Ether is the native currency of the Ethereum blockchain, usually abbreviated as “ETH.” It is also one of the largest cryptocurrencies by market capitalization, second only to the leading cryptocurrency bitcoin.
Similar to bitcoin, ether can be used as a trustless currency for sending payments directly to another person without the need for any intermediary or third party. However, a larger use case for ether is its usage for gas payment when building decentralized applications (dapps) and other financial networks on the Ethereum blockchain.
The Ethereum blockchain is not only about powering financial transactions. In fact, the popularity of the blockchain comes from its capacity to allow software developers to build various applications on it, ranging from decentralized platforms for lending money to social media networks.
For any such decentralized app on Ethereum, ether acts as the “fuel.” Any activity on the blockchain requires an amount of ether to power it, which is why ethereum network fees are also known as “gas.”
Ethereum.org, the primary online resource for the Ethereum community, calls ether the lifeblood of Ethereum. That is because users need to pay a fee in ether to get block space on the Ethereum network, which is used to send ETH to other users or use an ETH-based application.
The fee paid in ether is an incentive for block producers (miners or validators) to process and verify transactions, secure the network, and add new blocks to the blockchain. Miners are responsible for checking and verifying transactions and making sure no one is cheating – e.g., trying to double spend their coins.
In exchange for their work, miners are rewarded with ether. The current block reward is two ETH per block plus all the priority fees contained in the block. Priority fees, also called tips, are additional fees made to have the transaction completed faster.
As Ethereum moves closer to its much-anticipated Ethereum 2.0 upgrade, when it migrates from the energy-intensive proof-of-work consensus mechanism to a less resource-intensive proof-of-stake system, ETH will become even more important.
That is because proof-of-stake uses validators instead of miners to secure the network and verify transactions. And in order to become a validator, a user needs to stake ETH 32 first. In this system, validators are expected to be honest, meaning they do not try to attack the network; otherwise, they would lose their staked ETH.
Since ether underpins the Ethereum financial system, the token can also be used as collateral to generate different cryptocurrencies on Ethereum-based decentralized applications. Moreover, users can borrow, lend, and earn interest on their ETH and other ETH-backed tokens.
It is worth noting that use cases for ether grow every day, largely courtesy of the programmability of Ethereum.
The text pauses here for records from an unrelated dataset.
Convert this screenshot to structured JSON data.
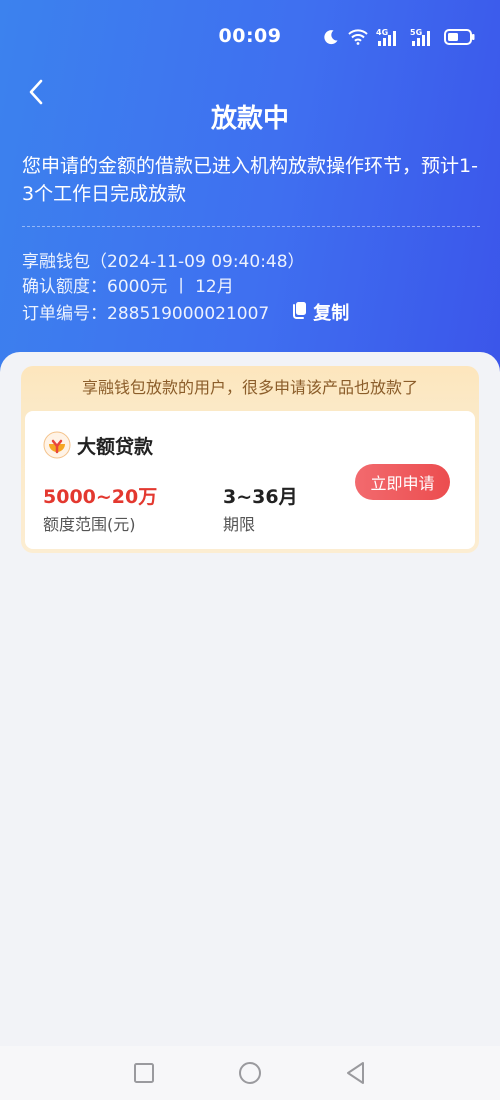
{
  "status_bar": {
    "time": "00:09",
    "icons": [
      "moon-icon",
      "wifi-icon",
      "signal-4g-icon",
      "signal-5g-icon",
      "battery-icon"
    ],
    "network_1": "4G",
    "network_2": "5G"
  },
  "header": {
    "title": "放款中",
    "back_icon": "chevron-left-icon"
  },
  "notice": "您申请的金额的借款已进入机构放款操作环节，预计1-3个工作日完成放款",
  "order": {
    "platform_line": "享融钱包（2024-11-09 09:40:48）",
    "amount_line": "确认额度：6000元 丨 12月",
    "order_line": "订单编号：288519000021007",
    "copy_label": "复制"
  },
  "promo": {
    "banner": "享融钱包放款的用户，很多申请该产品也放款了",
    "product_name": "大额贷款",
    "amount_value": "5000~20万",
    "amount_label": "额度范围(元)",
    "term_value": "3~36月",
    "term_label": "期限",
    "apply_label": "立即申请"
  },
  "colors": {
    "header_gradient_start": "#3c82ee",
    "header_gradient_end": "#3b55ea",
    "accent_red": "#e3382f",
    "apply_button": "#ec4d4f",
    "banner_text": "#8b5d2a",
    "page_background": "#f2f3f7"
  },
  "nav_bar": {
    "icons": [
      "square-icon",
      "circle-icon",
      "triangle-back-icon"
    ]
  }
}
While ether was originally used as a trustless currency, the proliferation of decentralized exchanges and other dApps now allow users to trade ETH with other tokens, earn interest on ETH and other Ethereum-based tokens, and even use it to get stablecoins.
Why is ether valuable?
Ether is valuable to different people in different ways. On the surface, ether is a digital currency and can be used to pay for goods and services at certain stores and marketplaces. Most notably, users can now spend Ether like cash via the BitPay Card, which is accepted by hundreds of merchants.
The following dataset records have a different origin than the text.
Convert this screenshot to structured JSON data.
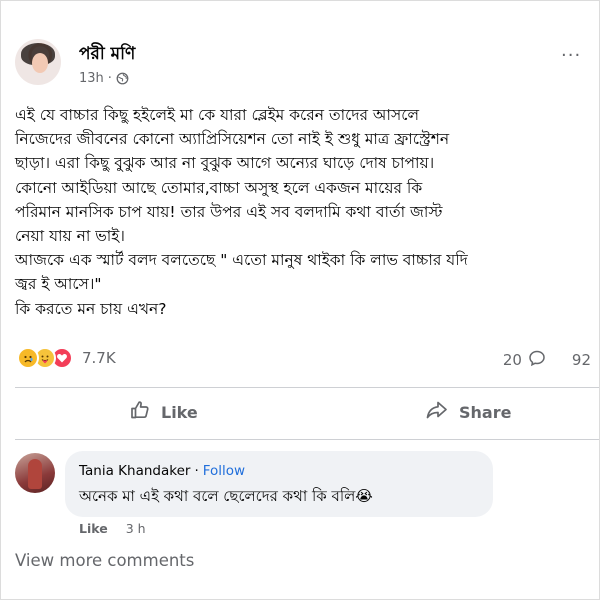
{
  "post": {
    "author": "পরী মণি",
    "time": "13h",
    "meta_separator": "·",
    "globe_icon": "globe-icon",
    "more_icon": "more-options-icon",
    "body_lines": [
      "এই যে বাচ্চার কিছু হইলেই মা কে যারা ব্লেইম করেন তাদের আসলে",
      "নিজেদের জীবনের কোনো অ্যাপ্রিসিয়েশন তো নাই ই শুধু মাত্র ফ্রাস্ট্রেশন",
      "ছাড়া। এরা কিছু বুঝুক আর না বুঝুক আগে অন্যের ঘাড়ে দোষ চাপায়।",
      "কোনো আইডিয়া আছে তোমার,বাচ্চা অসুস্থ হলে একজন মায়ের কি",
      "পরিমান মানসিক চাপ যায়! তার উপর এই সব বলদামি কথা বার্তা জাস্ট",
      "নেয়া যায় না ভাই।",
      "আজকে এক স্মার্ট বলদ বলতেছে \" এতো মানুষ থাইকা কি লাভ বাচ্চার যদি",
      "জ্বর ই আসে।\"",
      "কি করতে মন চায় এখন?"
    ]
  },
  "reactions": {
    "icons": [
      "sad-reaction-icon",
      "care-reaction-icon",
      "love-reaction-icon"
    ],
    "count": "7.7K",
    "comments_count": "20",
    "shares_count": "92"
  },
  "actions": {
    "like_label": "Like",
    "share_label": "Share"
  },
  "comment": {
    "author": "Tania Khandaker",
    "separator": "·",
    "follow_label": "Follow",
    "text": "অনেক মা এই কথা বলে ছেলেদের কথা কি বলি😭",
    "like_label": "Like",
    "time": "3 h"
  },
  "view_more_label": "View more comments",
  "colors": {
    "text": "#050505",
    "secondary": "#65676b",
    "follow": "#216fdb",
    "bubble": "#f0f2f5",
    "love": "#f33e58",
    "sad": "#f7b928"
  }
}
Moreover, for users of the Ethereum blockchain, ETH is valuable because it lets them pay transaction fees. If a user has millions of dollars worth of crypto assets parked in their Ethereum wallet, they can’t move or do anything with their crypto unless they have enough ETH to cover the gas fees.
Some see ETH as a digital store of value because the creation of new ETH slows down over time. In fact, after the transition to proof-of-stake, ether is projected to become a deflationary coin, meaning that a greater sum of ETH will be burned than created.
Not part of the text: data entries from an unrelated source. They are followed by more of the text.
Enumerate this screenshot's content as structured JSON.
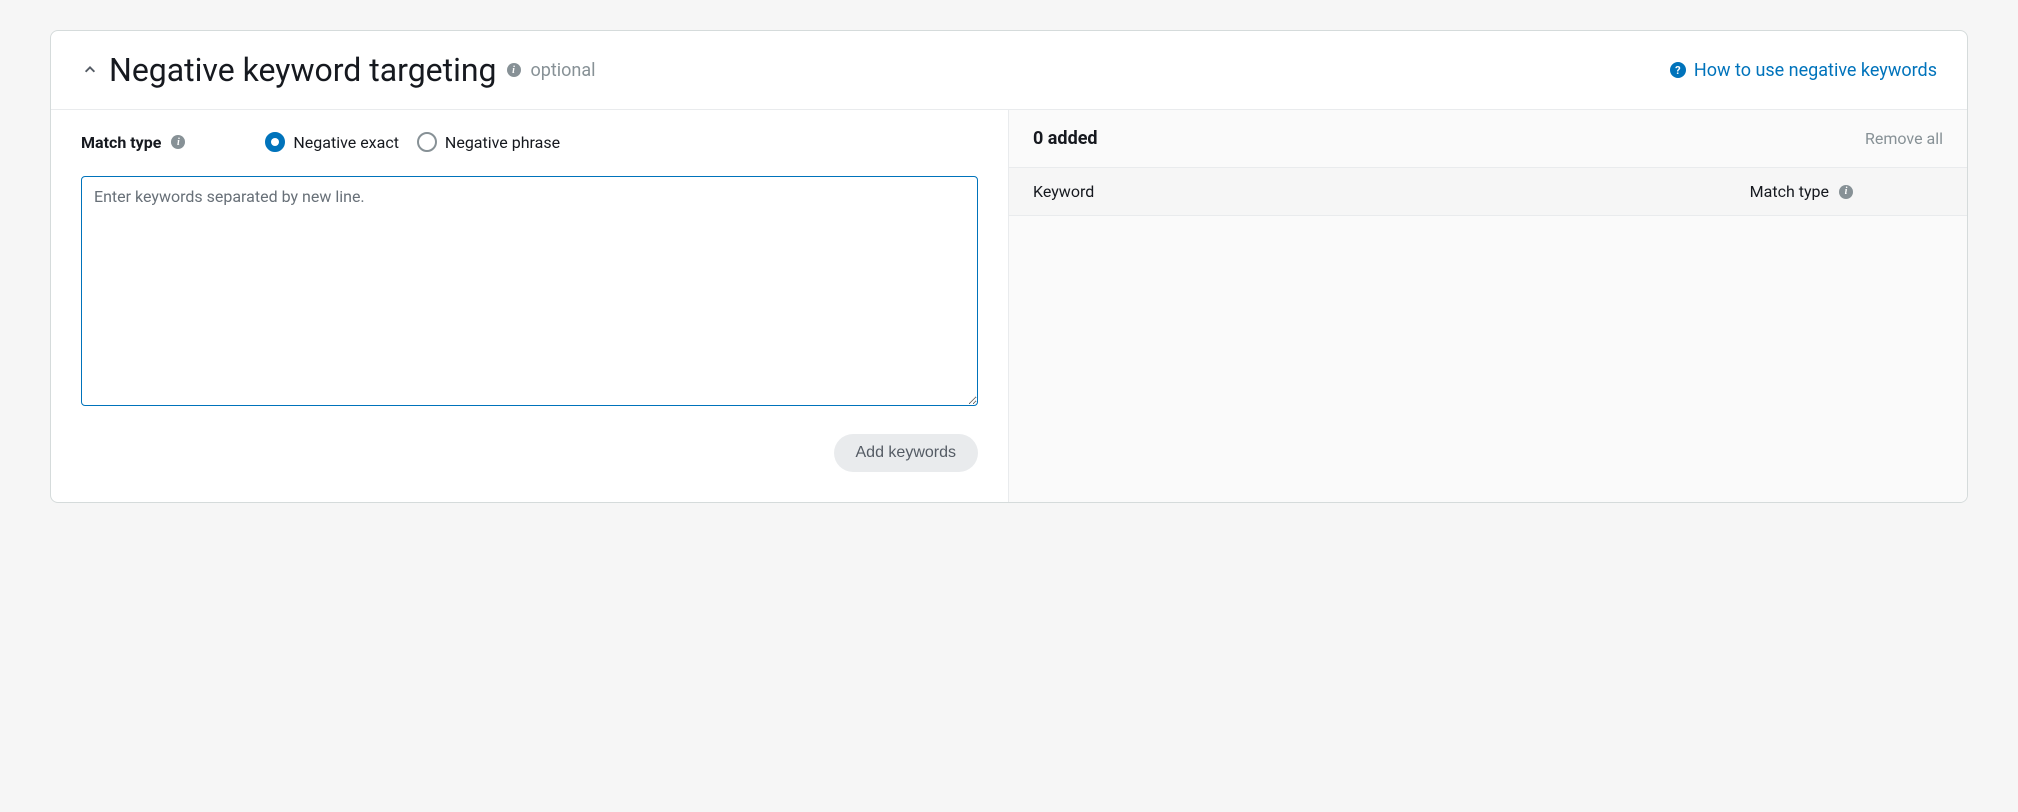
{
  "header": {
    "title": "Negative keyword targeting",
    "optional": "optional",
    "help_link": "How to use negative keywords"
  },
  "left": {
    "match_type_label": "Match type",
    "radio_exact": "Negative exact",
    "radio_phrase": "Negative phrase",
    "textarea_placeholder": "Enter keywords separated by new line.",
    "textarea_value": "",
    "add_button": "Add keywords"
  },
  "right": {
    "added_count": "0 added",
    "remove_all": "Remove all",
    "th_keyword": "Keyword",
    "th_match": "Match type"
  }
}
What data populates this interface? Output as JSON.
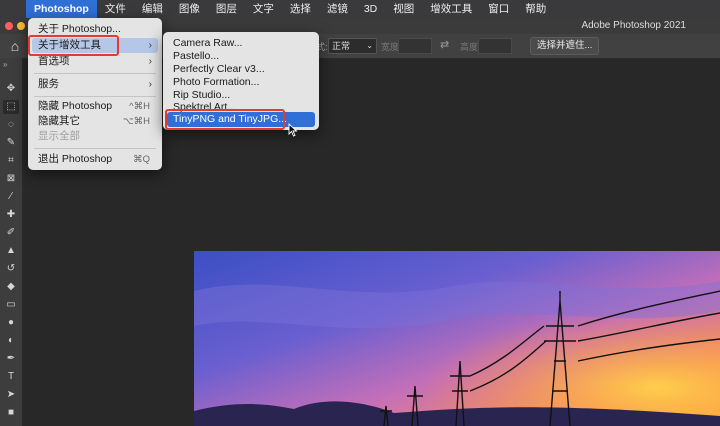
{
  "menubar": {
    "items": [
      "Photoshop",
      "文件",
      "编辑",
      "图像",
      "图层",
      "文字",
      "选择",
      "滤镜",
      "3D",
      "视图",
      "增效工具",
      "窗口",
      "帮助"
    ]
  },
  "window": {
    "title": "Adobe Photoshop 2021"
  },
  "options": {
    "style_label": "式:",
    "style_value": "正常",
    "width_label": "宽度:",
    "height_label": "高度:",
    "select_mask": "选择并遮住..."
  },
  "photoshop_menu": {
    "items": [
      {
        "label": "关于 Photoshop...",
        "shortcut": ""
      },
      {
        "label": "关于增效工具",
        "shortcut": "",
        "submenu": true
      },
      {
        "label": "首选项",
        "shortcut": "",
        "submenu": true
      },
      {
        "label": "服务",
        "shortcut": "",
        "submenu": true
      },
      {
        "label": "隐藏 Photoshop",
        "shortcut": "^⌘H"
      },
      {
        "label": "隐藏其它",
        "shortcut": "⌥⌘H"
      },
      {
        "label": "显示全部",
        "shortcut": "",
        "disabled": true
      },
      {
        "label": "退出 Photoshop",
        "shortcut": "⌘Q"
      }
    ]
  },
  "plugins_submenu": {
    "items": [
      "Camera Raw...",
      "Pastello...",
      "Perfectly Clear v3...",
      "Photo Formation...",
      "Rip Studio...",
      "Spektrel Art...",
      "TinyPNG and TinyJPG..."
    ]
  },
  "tools": [
    "move-icon",
    "marquee-icon",
    "lasso-icon",
    "quick-select-icon",
    "crop-icon",
    "frame-icon",
    "eyedropper-icon",
    "healing-icon",
    "brush-icon",
    "stamp-icon",
    "history-brush-icon",
    "eraser-icon",
    "gradient-icon",
    "blur-icon",
    "dodge-icon",
    "pen-icon",
    "type-icon",
    "path-select-icon",
    "rectangle-icon"
  ],
  "colors": {
    "accent": "#2f6fd6",
    "highlight_box": "#e8392e"
  }
}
More recently, ETH has become even more valuable to users of financial apps on Ethereum, who can use the coin as collateral for crypto loans, or as a payment system. And of course, some may view ether as an investment, similar to bitcoin or other cryptocurrencies.
Characteristics of ether
At its core, ether is a cryptocurrency, meaning its transactions are verified and records maintained by a decentralized system using cryptography. This has some significant implications for users.
- Ether lets owners be their own banks since ETH holders have full control over their funds. They can easily send tokens to other users without the need for third parties or intermediaries.
Notably, users don’t have to buy one whole ether to get started, they can purchase a fraction of the coin. ETH is divisible up to 18 decimal places, meaning one can buy as little as 0.000000000000000001 ETH if they want.
What is the difference between ether and Ethereum?
Ethereum refers to the entire Ethereum blockchain that is home to digital money, global payments, and decentralized applications. The Ethereum blockchain is decentralized, open-source, and comes with smart contract functionality.
On the other hand, ether is the native cryptocurrency of the Ethereum network. As noted above, ether acts as the fuel for decentralized apps built on the Ethereum blockchain. In other words, ether powers any activity on the blockchain, making it a crucial part of the network.